Just to be confusing, there is another way to calculate the results. Instead of using a frequentist apporach, you can use a Bayesian one. I’m not going to get too much into it, but here is how to calcuate the results (using 3% conversion rate as a prior):

# Load the Bayes package.
library(bayesAB)

# Enter the number of alternatives:
alternates <- 1

# hard code or pull and assign variable values.
control_users <- 20000
control_orders <- 600

alternate_users <- 20000
alternate_orders <- 700

# Create a dataframe the same way as the
# other two examples.
version <- c('A. Control',
'B. Alternate')

smpl_sze <- c(control_users,
alternate_users)

conv_rte <- c((control_orders/control_users),
(alternate_orders/alternate_users))

version_data <- data.frame(version, smpl_sze, conv_rte)

# new columns.
version_data$better_than_cntl <- NA version_data$better_than_b <- NA

# Note -
# if you don't want the
# probability to keep changing use
# set.seed(123)

i <- 1

# Loop through all of the variants.
while(i <= nrow(version_data)){

# Work through each variation
c <- 4 # Column
r <- 1 # Row

# Loop through version_data,
# since we have 1. version, 2. sample size,
# 3. conv. rate.
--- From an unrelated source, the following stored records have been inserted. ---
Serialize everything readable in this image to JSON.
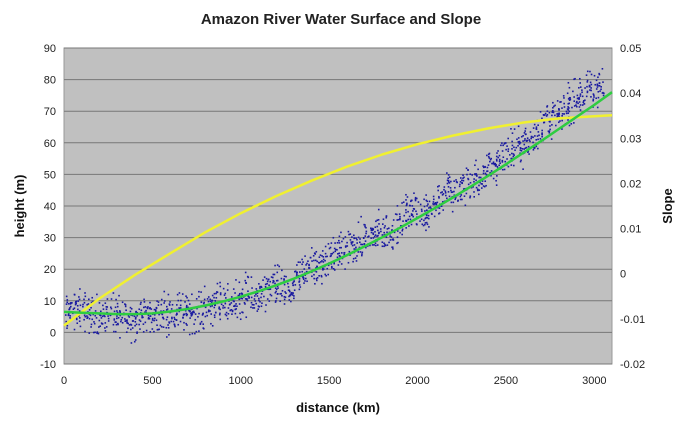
{
  "chart_data": {
    "type": "scatter",
    "title": "Amazon River Water Surface and Slope",
    "xlabel": "distance (km)",
    "ylabel": "height (m)",
    "y2label": "Slope",
    "xlim": [
      0,
      3100
    ],
    "ylim": [
      -10,
      90
    ],
    "y2lim": [
      -0.02,
      0.05
    ],
    "x_ticks": [
      0,
      500,
      1000,
      1500,
      2000,
      2500,
      3000
    ],
    "y_ticks": [
      -10,
      0,
      10,
      20,
      30,
      40,
      50,
      60,
      70,
      80,
      90
    ],
    "y2_ticks": [
      "-0.02",
      "-0.01",
      "0",
      "0.01",
      "0.02",
      "0.03",
      "0.04",
      "0.05"
    ],
    "grid": "horizontal",
    "plot_background": "#c0c0c0",
    "series": [
      {
        "axis": "left",
        "style": "scatter",
        "color": "#1a1aa0",
        "x": [
          0,
          50,
          100,
          150,
          200,
          250,
          300,
          350,
          400,
          450,
          500,
          550,
          600,
          650,
          700,
          750,
          800,
          850,
          900,
          950,
          1000,
          1050,
          1100,
          1150,
          1200,
          1250,
          1300,
          1350,
          1400,
          1450,
          1500,
          1550,
          1600,
          1650,
          1700,
          1750,
          1800,
          1850,
          1900,
          1950,
          2000,
          2050,
          2100,
          2150,
          2200,
          2250,
          2300,
          2350,
          2400,
          2450,
          2500,
          2550,
          2600,
          2650,
          2700,
          2750,
          2800,
          2850,
          2900,
          2950,
          3000,
          3050
        ],
        "y": [
          5,
          8,
          7,
          6,
          6,
          5,
          6,
          5,
          4,
          5,
          6,
          6,
          7,
          7,
          6,
          7,
          8,
          9,
          9,
          10,
          11,
          12,
          11,
          13,
          15,
          13,
          14,
          20,
          21,
          21,
          24,
          25,
          27,
          28,
          30,
          31,
          32,
          33,
          34,
          39,
          40,
          38,
          42,
          44,
          45,
          46,
          47,
          49,
          53,
          54,
          57,
          58,
          60,
          62,
          66,
          68,
          69,
          72,
          74,
          76,
          77,
          80
        ]
      },
      {
        "axis": "left",
        "style": "line",
        "color": "#2ecc40",
        "x": [
          0,
          100,
          200,
          300,
          400,
          500,
          600,
          700,
          800,
          900,
          1000,
          1100,
          1200,
          1300,
          1400,
          1500,
          1600,
          1700,
          1800,
          1900,
          2000,
          2100,
          2200,
          2300,
          2400,
          2500,
          2600,
          2700,
          2800,
          2900,
          3000,
          3100
        ],
        "y": [
          6.5,
          6.2,
          6,
          5.8,
          5.8,
          6.0,
          6.6,
          7.4,
          8.5,
          9.8,
          11.3,
          13,
          14.9,
          17,
          19.3,
          21.8,
          24.4,
          27.2,
          30.1,
          33.1,
          36.2,
          39.4,
          42.7,
          46.1,
          49.6,
          53.2,
          56.9,
          60.6,
          64.4,
          68.2,
          72,
          76
        ]
      },
      {
        "axis": "right",
        "style": "line",
        "color": "#f0f030",
        "x": [
          0,
          200,
          400,
          600,
          800,
          1000,
          1200,
          1400,
          1600,
          1800,
          2000,
          2200,
          2400,
          2600,
          2800,
          3000,
          3100
        ],
        "y": [
          -0.0115,
          -0.0055,
          -0.0003,
          0.0045,
          0.0092,
          0.0134,
          0.0172,
          0.0206,
          0.0237,
          0.0264,
          0.0287,
          0.0306,
          0.0322,
          0.0335,
          0.0344,
          0.0349,
          0.0351
        ]
      }
    ]
  }
}
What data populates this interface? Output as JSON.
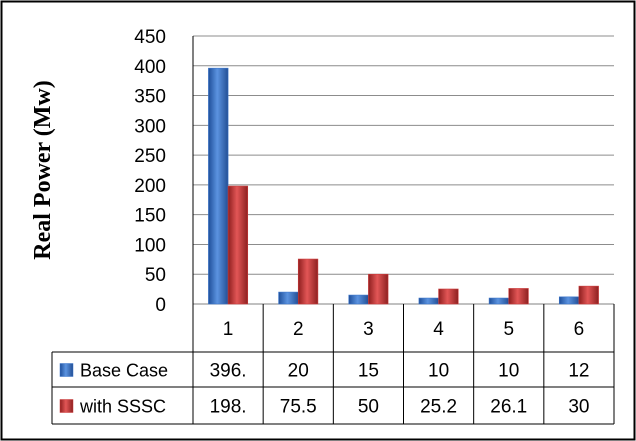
{
  "chart_data": {
    "type": "bar",
    "title": "",
    "xlabel": "",
    "ylabel": "Real Power (Mw)",
    "ylim": [
      0,
      450
    ],
    "yticks": [
      0,
      50,
      100,
      150,
      200,
      250,
      300,
      350,
      400,
      450
    ],
    "categories": [
      "1",
      "2",
      "3",
      "4",
      "5",
      "6"
    ],
    "grid": true,
    "legend_placement": "data-table",
    "series": [
      {
        "name": "Base Case",
        "color": "#3a74c9",
        "values": [
          396,
          20,
          15,
          10,
          10,
          12
        ],
        "labels": [
          "396.",
          "20",
          "15",
          "10",
          "10",
          "12"
        ]
      },
      {
        "name": "with SSSC",
        "color": "#cc3b3b",
        "values": [
          198,
          75.5,
          50,
          25.2,
          26.1,
          30
        ],
        "labels": [
          "198.",
          "75.5",
          "50",
          "25.2",
          "26.1",
          "30"
        ]
      }
    ]
  }
}
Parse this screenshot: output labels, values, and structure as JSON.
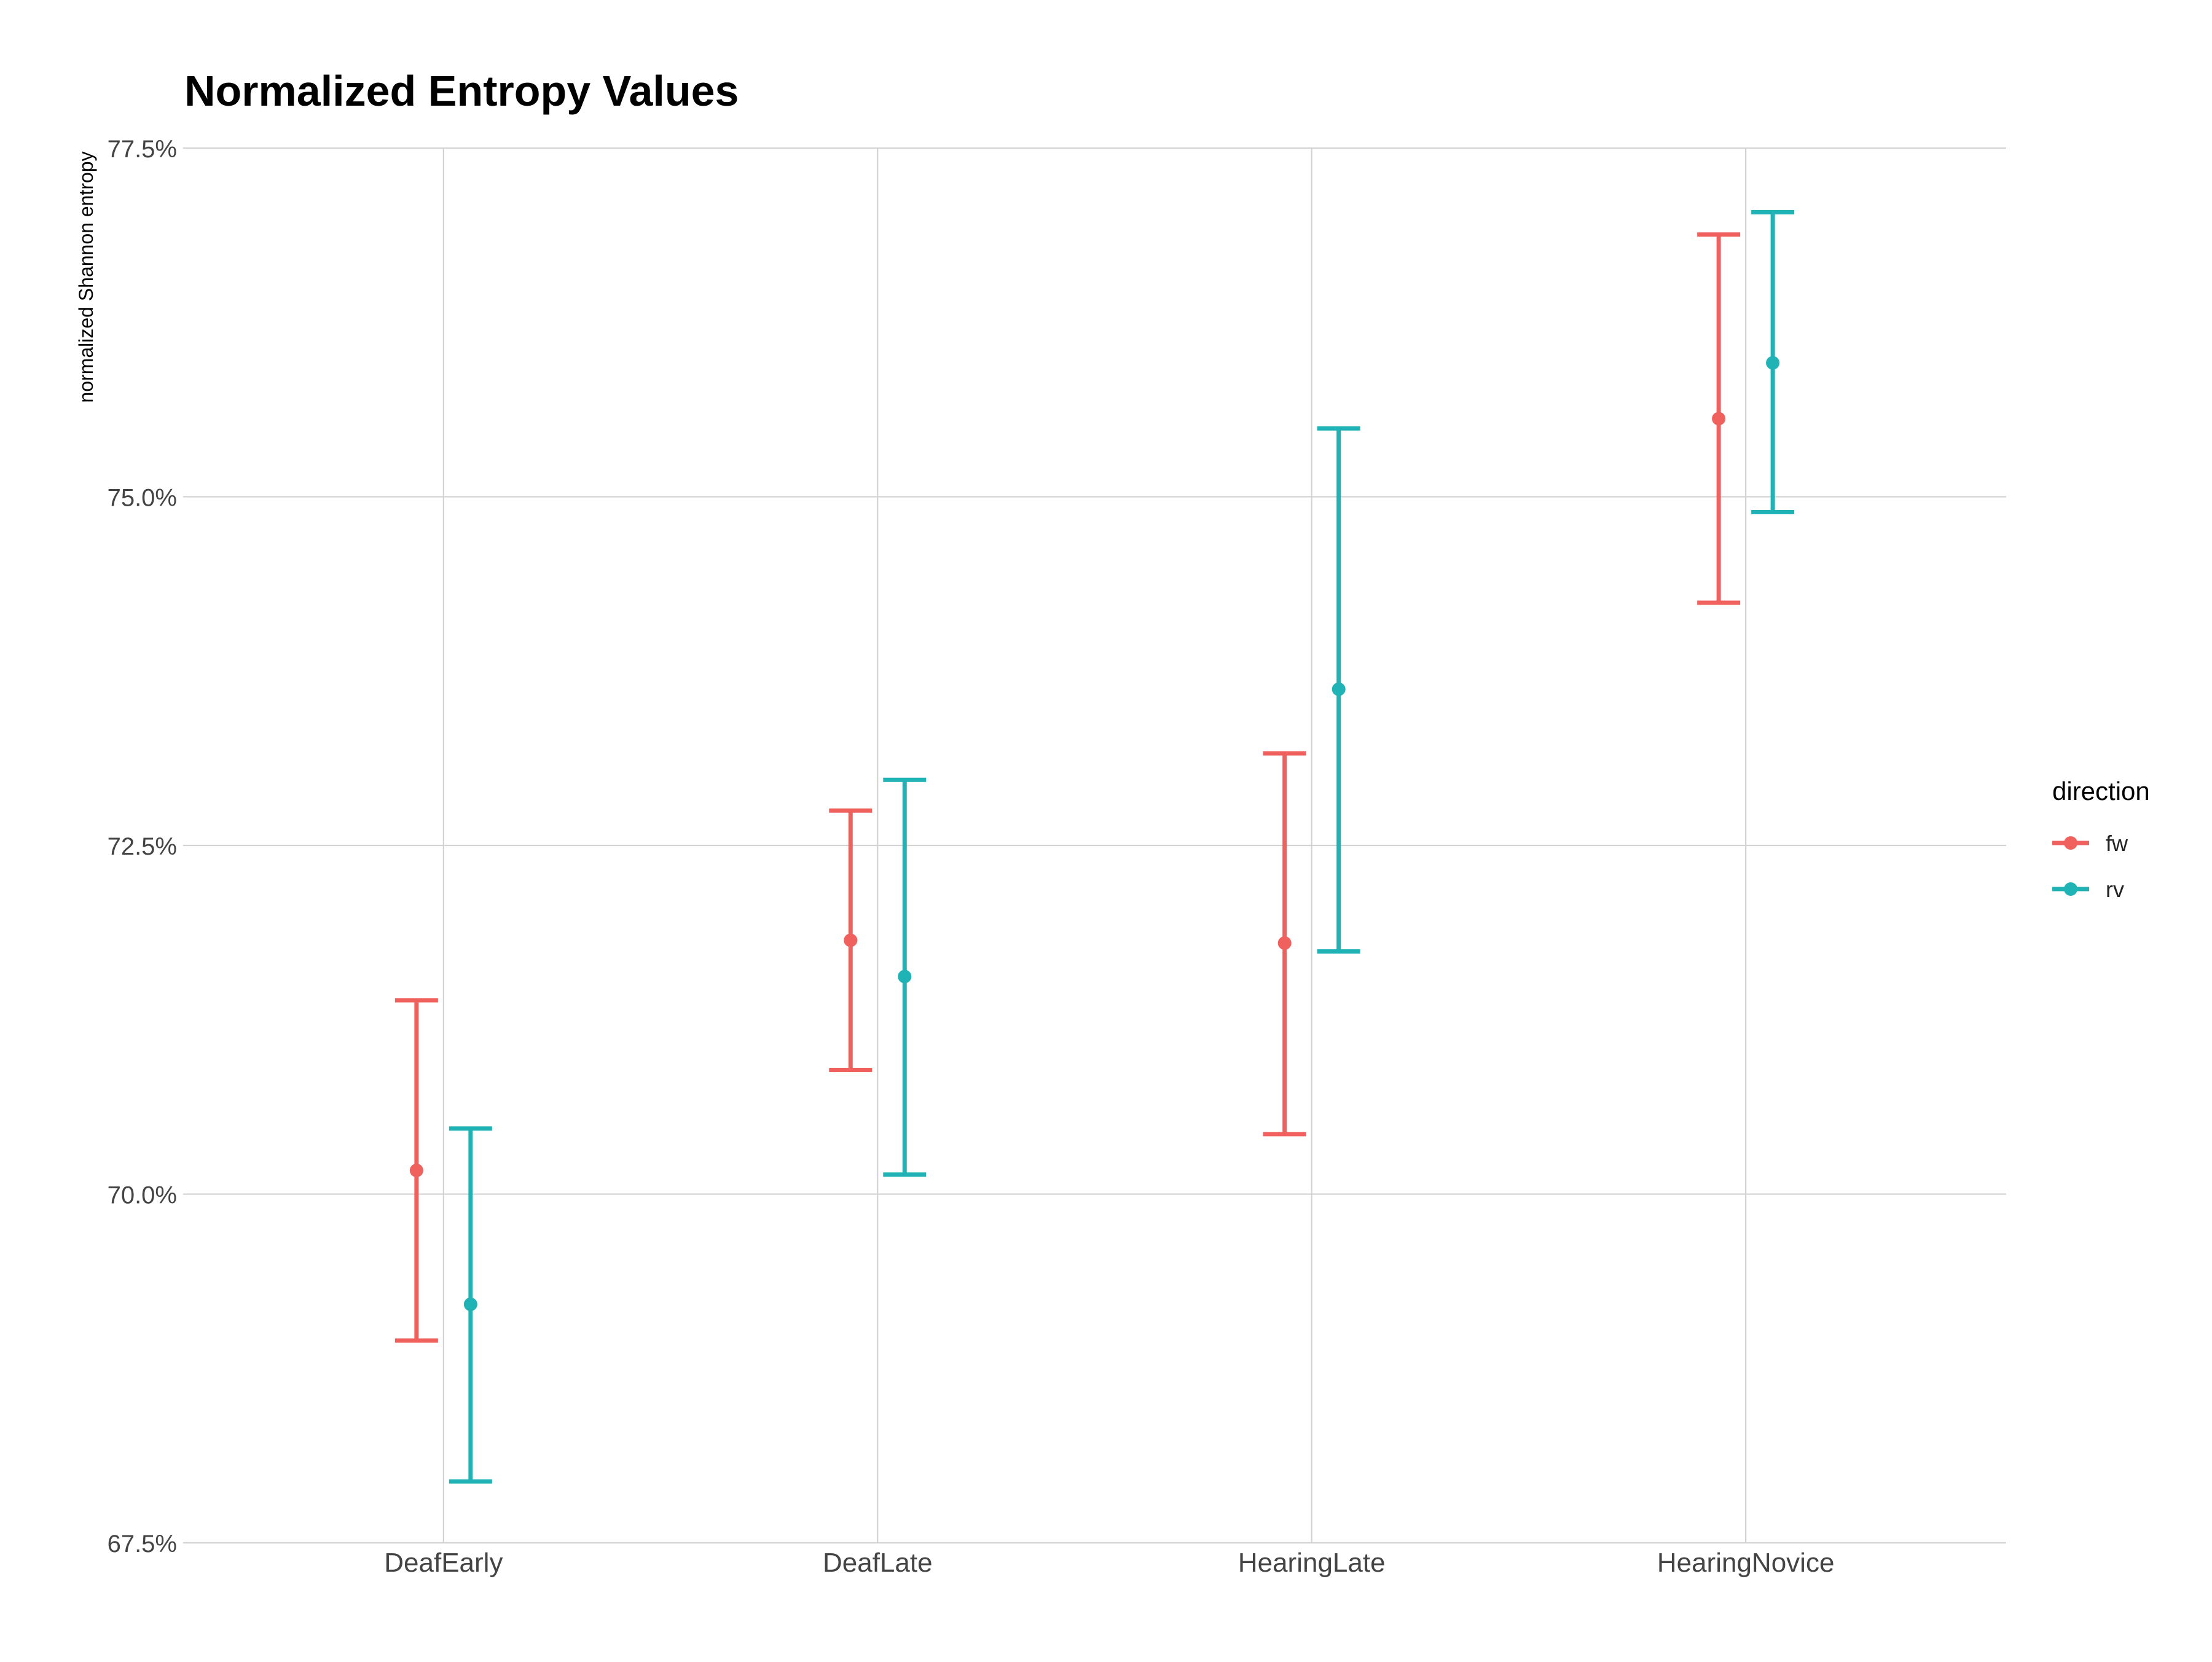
{
  "chart_data": {
    "type": "errorbar",
    "title": "Normalized Entropy Values",
    "xlabel": "",
    "ylabel": "normalized Shannon entropy",
    "categories": [
      "DeafEarly",
      "DeafLate",
      "HearingLate",
      "HearingNovice"
    ],
    "ylim": [
      67.5,
      77.5
    ],
    "y_ticks": [
      67.5,
      70.0,
      72.5,
      75.0,
      77.5
    ],
    "y_tick_labels": [
      "67.5%",
      "70.0%",
      "72.5%",
      "75.0%",
      "77.5%"
    ],
    "grid": true,
    "legend": {
      "title": "direction",
      "position": "right"
    },
    "series": [
      {
        "name": "fw",
        "color": "#F0615E",
        "points": [
          {
            "category": "DeafEarly",
            "y": 70.17,
            "ymin": 68.95,
            "ymax": 71.39
          },
          {
            "category": "DeafLate",
            "y": 71.82,
            "ymin": 70.89,
            "ymax": 72.75
          },
          {
            "category": "HearingLate",
            "y": 71.8,
            "ymin": 70.43,
            "ymax": 73.16
          },
          {
            "category": "HearingNovice",
            "y": 75.56,
            "ymin": 74.24,
            "ymax": 76.88
          }
        ]
      },
      {
        "name": "rv",
        "color": "#1FB3B6",
        "points": [
          {
            "category": "DeafEarly",
            "y": 69.21,
            "ymin": 67.94,
            "ymax": 70.47
          },
          {
            "category": "DeafLate",
            "y": 71.56,
            "ymin": 70.14,
            "ymax": 72.97
          },
          {
            "category": "HearingLate",
            "y": 73.62,
            "ymin": 71.74,
            "ymax": 75.49
          },
          {
            "category": "HearingNovice",
            "y": 75.96,
            "ymin": 74.89,
            "ymax": 77.04
          }
        ]
      }
    ]
  }
}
Ex: if there is only one alternate,
# then there will be column 5 and 6 to work through.
while(c <= (4 + alternates)){

if(i == r){

# In this case you would be comparing a version to itself.
version_data[i, c] <- 'N/A'

} else{

# This is the Bayes calculation of successes of one
# variant versus another variant.
# All variants will be compared to each other.
null_binom <- rbinom(version_data[i, 'smpl_sze'],
1,
version_data[i, 'conv_rte'])
alt_binom <- rbinom(version_data[r, 'smpl_sze'],
1,
version_data[r, 'conv_rte'])

# The bayesTest will use priors of successes and failures
# (or just use 1 for each if the priors is unknown).
# The n_samples is the # of posterior samples to draw.
# 'bernoulli' is for binomial tests.
AB1 <- bayesTest(null_binom,
alt_binom,
priors = c('alpha' = 600, 'beta' = (20000-600)),
n_samples = 1e6,
distribution = 'bernoulli')

# This will retrieve the probability of A better than B.
version_data[i, c] <- as.character(percent(round(as.double(summary(AB1)\$probability), 2)))

}

c <- c + 1
r <- r + 1

}

i <- i + 1

}

version_data <- version_data %>%
dplyr::rename(Version = version,
Better Than Control = better_than_cntl,
Better Than Alternate = better_than_b) %>%
dplyr::select(Version,
Better Than Control,
Better Than Alternate)

# In this case, we are just using a table with the results.
# This is given as a table of probabilities.
knitr::kable(version_data,
caption = 'Bayesian Version Comparison - Conversion Rates')

Version Better Than Control Better Than Alternate
A. Control N/A 0%
B. Alternate 95.0% N/A

And for comparison, here is what the table looks like with a sample size of 1000, keeping the conversion rate the same:

Version Better Than Control Better Than Alternate
A. Control N/A 36.0%
B. Alternate 69.0% N/A

I really like getting into the data, programming and analysing the outcomes of A/B tests. As you can see, there are different ways of analysing A/B tests and displaying the results. There are different approaches to modeling the data, but they have similar outcomes.